Thank you very much, Chair.
I'm going to follow along lines similar to those of the previous speaker, but I will also mention that like Mr. Shipley and Mr. Schellenberger, I served in an even earlier previous life on Hamilton city council and our regional council, so I know that this issue of one first responder department being able to communicate with another is huge. It's huge within a city, within the region, within the province, interprovincially, and also between nations.
If you're in Windsor or Detroit and you've got a major disaster, it's not unusual for them to call on each other. In fact, I know they have compatibility agreements, and only the federal government can ultimately enter into binding agreements there.
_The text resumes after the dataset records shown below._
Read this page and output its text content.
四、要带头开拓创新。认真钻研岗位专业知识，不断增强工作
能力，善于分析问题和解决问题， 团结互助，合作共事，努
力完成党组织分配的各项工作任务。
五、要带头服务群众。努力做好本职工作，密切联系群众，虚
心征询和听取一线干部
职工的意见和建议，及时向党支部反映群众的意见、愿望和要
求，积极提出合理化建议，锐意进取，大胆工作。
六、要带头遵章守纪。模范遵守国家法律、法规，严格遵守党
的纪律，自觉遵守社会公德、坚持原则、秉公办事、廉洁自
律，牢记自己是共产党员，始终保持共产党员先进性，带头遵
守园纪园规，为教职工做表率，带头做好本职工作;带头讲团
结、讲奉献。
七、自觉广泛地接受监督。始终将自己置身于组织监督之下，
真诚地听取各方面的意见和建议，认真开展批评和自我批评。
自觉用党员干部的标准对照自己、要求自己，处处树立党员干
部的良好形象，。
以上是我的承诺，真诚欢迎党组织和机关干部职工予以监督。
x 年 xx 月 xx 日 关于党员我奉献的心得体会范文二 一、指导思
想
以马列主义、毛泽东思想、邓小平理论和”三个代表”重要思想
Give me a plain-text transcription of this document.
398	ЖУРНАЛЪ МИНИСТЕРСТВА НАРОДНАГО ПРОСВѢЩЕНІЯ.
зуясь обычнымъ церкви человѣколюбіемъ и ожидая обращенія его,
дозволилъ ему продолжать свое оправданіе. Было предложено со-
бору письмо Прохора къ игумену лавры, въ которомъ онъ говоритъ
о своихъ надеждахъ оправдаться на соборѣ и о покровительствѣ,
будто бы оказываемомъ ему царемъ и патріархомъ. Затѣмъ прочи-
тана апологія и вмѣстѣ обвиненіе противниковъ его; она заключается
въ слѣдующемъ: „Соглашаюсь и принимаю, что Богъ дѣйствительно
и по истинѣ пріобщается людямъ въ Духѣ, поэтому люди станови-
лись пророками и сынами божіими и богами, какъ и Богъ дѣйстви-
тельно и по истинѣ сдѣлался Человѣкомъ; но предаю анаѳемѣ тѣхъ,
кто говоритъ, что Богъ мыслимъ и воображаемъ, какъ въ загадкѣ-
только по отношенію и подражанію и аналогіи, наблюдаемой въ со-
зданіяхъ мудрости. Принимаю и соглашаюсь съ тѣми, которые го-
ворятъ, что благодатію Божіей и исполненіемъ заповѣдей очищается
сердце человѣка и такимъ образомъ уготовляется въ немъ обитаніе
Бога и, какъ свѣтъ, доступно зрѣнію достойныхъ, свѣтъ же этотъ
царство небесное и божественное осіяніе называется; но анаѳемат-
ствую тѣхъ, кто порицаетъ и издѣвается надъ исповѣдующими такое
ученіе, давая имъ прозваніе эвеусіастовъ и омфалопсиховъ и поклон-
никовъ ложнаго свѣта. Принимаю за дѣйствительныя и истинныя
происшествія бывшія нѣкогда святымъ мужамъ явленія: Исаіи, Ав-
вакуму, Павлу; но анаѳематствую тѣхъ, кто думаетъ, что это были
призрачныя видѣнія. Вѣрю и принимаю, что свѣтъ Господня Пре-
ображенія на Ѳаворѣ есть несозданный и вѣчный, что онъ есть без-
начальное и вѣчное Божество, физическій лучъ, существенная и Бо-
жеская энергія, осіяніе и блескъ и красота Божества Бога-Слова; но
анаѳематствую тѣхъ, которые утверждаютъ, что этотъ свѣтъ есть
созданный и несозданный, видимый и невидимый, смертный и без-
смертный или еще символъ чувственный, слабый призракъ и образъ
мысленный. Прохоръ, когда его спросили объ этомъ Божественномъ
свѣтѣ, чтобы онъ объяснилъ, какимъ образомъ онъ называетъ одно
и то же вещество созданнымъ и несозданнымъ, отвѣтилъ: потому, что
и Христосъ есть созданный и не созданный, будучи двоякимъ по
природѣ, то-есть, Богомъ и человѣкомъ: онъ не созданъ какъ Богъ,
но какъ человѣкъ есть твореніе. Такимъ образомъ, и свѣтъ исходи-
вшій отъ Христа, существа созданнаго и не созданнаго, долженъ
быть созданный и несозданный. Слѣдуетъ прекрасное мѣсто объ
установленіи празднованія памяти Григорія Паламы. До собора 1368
The fact that the standards haven't been issued is huge to me. I noted that Mr. Shipley said that the local councils have the carriage of a lot of this, and they do, including fire, police, paramedics, and water treatment centres. You mentioned the transportation system; first responders are still local.
I want to get clear on something and drill down a little further. I'm confused, and maybe you can help me clarify. In the document that the Auditor General sent around that has the comparison of the 2005 audit, on the second page...
I know my time will run out because I'm so bloody long-winded, but I want to say that the most optimistic thing in all of this, deputy, is your being there. I was part of this committee when it reviewed the work you did at the revenue agency, and it was impressive. I accept that you've only been there a little while. It's a problem that we have deputies coming in and out, and that alone is a problem, but really the brightest light in this whole thing is your being there. I'm really counting on you to show us what you showed at revenue and to deliver the goods here. I just wanted to say that.
However, I also want to get clear on this. In dealing with recommendation 2.163, it talks about what was found in 2005. It rates it as unsatisfactory. It says:
Public Safety Canada has promoted the development of certain national standards, but none had been issued.
Then when I look at paragraph 7.46 on page 19 of the Auditor General's report, it says, and I quote:
Public Safety Canada officials told us that its role is not to establish standards but to assist first responder groups that purchase and use the equipment to develop their own standards.
That's fine within a small municipality, but it starts to break down when communities merge, as mine did. Interprovincially and internationally, if you don't have common standards across the board, either these local purchases are going to wait until you're done or they're going to make a purchase and then maybe find out that it's not the right equipment.
Municipalities can't make those purchases over and over, so help me understand: are you issuing standards? If you aren't, why not? If you are, why aren't they done?